Gothenburg Greats given freedom of city 40 years after Real Madrid triumph

The Dons heroes that defeated the mighty Real Madrid in Sweden were honoured in a special ceremony at Pittodrie.

Members of Aberdeen’s 1983 Cup Winners’ Cup conquering squad have been awarded the freedom of the city at a special ceremony.

The Dons defeated Real Madrid, the last side to do so in the final of a European competition, 2-1 at Gothenburg’s Ullevi Stadium on May 11, 1983.

Thousands of members of the Pittodrie faithful made the trip to Sweden by air, land and sea to watch as goals from Eric Black and John Hewitt secured a famous upset for Sir Alex Ferguson’s side.

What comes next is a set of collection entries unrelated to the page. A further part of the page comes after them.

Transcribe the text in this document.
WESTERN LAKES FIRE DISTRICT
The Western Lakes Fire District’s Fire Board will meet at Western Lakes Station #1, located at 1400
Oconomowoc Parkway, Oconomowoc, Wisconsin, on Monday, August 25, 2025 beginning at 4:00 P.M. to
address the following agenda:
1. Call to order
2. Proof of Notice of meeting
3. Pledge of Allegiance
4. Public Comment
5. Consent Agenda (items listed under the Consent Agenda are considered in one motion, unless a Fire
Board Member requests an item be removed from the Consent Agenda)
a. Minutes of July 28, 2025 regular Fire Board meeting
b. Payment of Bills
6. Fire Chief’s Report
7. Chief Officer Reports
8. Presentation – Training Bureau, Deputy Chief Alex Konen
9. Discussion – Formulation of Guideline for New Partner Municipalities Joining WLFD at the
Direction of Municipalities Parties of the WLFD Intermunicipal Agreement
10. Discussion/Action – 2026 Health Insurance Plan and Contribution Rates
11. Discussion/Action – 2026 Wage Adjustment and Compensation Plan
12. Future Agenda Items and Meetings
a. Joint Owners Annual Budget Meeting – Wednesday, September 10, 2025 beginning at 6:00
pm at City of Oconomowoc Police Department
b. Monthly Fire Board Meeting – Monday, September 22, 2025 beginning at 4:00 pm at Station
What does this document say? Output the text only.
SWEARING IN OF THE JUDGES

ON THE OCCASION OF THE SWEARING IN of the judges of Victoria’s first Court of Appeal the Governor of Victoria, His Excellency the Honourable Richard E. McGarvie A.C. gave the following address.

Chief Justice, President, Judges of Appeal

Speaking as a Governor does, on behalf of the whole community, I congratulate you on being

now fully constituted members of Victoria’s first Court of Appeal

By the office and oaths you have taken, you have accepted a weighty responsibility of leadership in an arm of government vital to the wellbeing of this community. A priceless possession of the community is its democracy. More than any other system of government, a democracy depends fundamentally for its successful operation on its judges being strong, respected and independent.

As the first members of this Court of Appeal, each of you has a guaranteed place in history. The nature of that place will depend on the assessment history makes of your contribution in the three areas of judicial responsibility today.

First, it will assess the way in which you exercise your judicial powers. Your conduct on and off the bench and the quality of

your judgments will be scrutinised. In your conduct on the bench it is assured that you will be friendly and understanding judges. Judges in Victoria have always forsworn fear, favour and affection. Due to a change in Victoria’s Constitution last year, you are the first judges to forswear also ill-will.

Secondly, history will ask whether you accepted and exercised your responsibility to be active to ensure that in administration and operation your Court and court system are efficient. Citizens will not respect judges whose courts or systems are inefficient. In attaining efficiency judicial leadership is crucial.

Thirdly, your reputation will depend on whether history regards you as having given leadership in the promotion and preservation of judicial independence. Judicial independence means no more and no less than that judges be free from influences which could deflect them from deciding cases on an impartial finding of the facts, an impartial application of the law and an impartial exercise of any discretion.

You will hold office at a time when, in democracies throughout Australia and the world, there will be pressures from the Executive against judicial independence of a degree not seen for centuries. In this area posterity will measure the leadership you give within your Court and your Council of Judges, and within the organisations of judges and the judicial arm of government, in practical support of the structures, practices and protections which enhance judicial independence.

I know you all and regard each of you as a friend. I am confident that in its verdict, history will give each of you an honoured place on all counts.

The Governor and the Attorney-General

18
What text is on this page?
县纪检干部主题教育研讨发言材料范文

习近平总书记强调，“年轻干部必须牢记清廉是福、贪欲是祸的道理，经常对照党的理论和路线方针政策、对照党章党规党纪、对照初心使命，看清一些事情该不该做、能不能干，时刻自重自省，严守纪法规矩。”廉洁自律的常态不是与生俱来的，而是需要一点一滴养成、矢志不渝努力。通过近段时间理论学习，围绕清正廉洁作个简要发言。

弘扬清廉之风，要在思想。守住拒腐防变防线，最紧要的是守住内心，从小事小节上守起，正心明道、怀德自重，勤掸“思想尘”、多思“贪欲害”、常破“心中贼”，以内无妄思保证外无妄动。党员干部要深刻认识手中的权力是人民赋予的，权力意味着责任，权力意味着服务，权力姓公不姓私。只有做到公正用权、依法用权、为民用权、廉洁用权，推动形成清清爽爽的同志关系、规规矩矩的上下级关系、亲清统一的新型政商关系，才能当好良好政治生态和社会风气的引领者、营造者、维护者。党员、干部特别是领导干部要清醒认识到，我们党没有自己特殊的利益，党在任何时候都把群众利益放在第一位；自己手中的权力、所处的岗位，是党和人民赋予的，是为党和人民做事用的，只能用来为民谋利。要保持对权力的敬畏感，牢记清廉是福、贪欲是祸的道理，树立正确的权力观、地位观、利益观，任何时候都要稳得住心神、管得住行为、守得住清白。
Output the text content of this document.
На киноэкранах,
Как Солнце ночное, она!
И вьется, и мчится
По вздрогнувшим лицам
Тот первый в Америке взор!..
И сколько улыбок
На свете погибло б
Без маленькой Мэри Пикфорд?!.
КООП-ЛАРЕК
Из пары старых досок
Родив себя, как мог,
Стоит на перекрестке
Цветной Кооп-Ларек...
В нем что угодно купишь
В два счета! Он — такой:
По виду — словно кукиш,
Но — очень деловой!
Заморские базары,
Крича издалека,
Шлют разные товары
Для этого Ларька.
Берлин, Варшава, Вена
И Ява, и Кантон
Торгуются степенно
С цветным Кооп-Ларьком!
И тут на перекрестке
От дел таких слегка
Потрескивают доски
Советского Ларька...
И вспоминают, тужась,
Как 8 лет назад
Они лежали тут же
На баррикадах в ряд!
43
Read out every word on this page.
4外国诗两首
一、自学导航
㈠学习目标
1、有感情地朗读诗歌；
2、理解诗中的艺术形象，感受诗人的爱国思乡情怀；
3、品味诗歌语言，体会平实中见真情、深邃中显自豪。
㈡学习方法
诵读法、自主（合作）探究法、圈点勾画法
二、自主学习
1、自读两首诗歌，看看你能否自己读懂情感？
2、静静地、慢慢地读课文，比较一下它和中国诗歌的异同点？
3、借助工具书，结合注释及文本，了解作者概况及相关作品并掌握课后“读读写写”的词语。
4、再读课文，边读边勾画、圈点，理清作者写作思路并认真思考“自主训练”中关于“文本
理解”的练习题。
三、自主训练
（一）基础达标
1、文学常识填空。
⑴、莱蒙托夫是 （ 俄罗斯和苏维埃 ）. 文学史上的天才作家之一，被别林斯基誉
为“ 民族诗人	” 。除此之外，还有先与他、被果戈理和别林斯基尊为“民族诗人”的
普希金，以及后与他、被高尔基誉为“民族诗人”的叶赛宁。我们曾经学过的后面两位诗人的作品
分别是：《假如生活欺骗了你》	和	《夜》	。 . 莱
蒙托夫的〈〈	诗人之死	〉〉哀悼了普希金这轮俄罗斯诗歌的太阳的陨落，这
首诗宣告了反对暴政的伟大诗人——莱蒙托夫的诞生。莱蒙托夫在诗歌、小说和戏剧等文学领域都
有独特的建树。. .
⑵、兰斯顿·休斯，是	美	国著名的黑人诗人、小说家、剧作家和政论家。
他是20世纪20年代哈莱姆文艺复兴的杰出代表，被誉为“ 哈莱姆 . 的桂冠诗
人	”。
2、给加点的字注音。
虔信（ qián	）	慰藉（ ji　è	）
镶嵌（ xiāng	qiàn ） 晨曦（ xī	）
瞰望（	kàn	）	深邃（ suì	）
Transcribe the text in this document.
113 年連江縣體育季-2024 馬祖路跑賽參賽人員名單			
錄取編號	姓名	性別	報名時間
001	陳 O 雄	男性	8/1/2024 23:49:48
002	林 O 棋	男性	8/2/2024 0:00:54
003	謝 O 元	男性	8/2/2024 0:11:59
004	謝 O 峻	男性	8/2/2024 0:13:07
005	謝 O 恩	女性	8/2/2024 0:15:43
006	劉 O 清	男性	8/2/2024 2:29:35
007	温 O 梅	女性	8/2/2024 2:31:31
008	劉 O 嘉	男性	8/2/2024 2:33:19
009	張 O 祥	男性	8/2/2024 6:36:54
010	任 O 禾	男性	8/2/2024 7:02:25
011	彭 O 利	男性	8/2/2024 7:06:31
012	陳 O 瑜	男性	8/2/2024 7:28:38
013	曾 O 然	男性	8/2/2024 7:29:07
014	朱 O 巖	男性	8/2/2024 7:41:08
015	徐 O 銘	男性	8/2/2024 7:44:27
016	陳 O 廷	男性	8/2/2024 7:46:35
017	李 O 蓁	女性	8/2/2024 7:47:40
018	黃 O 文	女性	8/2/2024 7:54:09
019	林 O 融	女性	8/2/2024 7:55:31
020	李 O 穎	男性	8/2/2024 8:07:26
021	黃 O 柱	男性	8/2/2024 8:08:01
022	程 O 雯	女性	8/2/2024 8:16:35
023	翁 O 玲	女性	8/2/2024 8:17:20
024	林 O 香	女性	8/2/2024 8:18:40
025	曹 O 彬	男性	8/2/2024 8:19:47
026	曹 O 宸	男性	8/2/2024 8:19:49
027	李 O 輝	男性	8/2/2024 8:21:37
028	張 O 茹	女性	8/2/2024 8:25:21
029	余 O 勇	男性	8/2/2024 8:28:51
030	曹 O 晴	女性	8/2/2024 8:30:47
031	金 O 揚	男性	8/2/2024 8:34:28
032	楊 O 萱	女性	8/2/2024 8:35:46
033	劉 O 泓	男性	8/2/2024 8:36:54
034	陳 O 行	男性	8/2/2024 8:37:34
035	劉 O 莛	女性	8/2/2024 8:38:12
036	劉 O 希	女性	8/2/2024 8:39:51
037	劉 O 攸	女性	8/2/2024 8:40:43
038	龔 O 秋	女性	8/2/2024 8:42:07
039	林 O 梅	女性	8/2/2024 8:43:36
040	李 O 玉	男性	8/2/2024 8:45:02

Aberdeen captain Willie Miller holds aloft the Cup winners Cup in 1983.SNS Group

Former players including captain Willie Miller and former Scotland managers Alex McLeish and Gordon Strachan were among those to receive the honour on the pitch in front of hundreds of fans.

Manager Ferguson, who had already been awarded the freedom of the city, was unable to attend the ceremony, but described the occasion as “wonderful” in a specially-recorded message.

“I think back to 40 years ago and who can forget that memorable night?” he said.

“The players were fantastic, the support was fantastic, thousands of them on the boat, the St Clair going across the North Sea.

Aberdeen chairman Dave Cormack accepted the honour on behalf of the club.

“Aberdeen were the last team to beat Real Madrid in a European final, 40 years ago. So well done to the players, well done to the club and thank you.”

READ MORE: Gothenburg Greats: How Aberdeen made history with Cup Winners’ Cup win

The Dons followed up their historic win in Sweden with another later that year, beating European Cup winners Hamburg of Germany in the Super Cup.

That marked the last time a Scottish club lifted a European trophy.

Current chairman Dave Cormack – who will watch the current side continue their chase for European football against Hibernian in the Scottish Premiership on Saturday – described the award as “humbling”.

He added it was the “highest honour” the club could hope to receive.

Aberdeen’s Lord Provost, David Cameron, said: “It’s a fitting tribute that we can confer the freedom of the city to the Gothenburg greats during the 40th anniversary celebrations of that famous night.”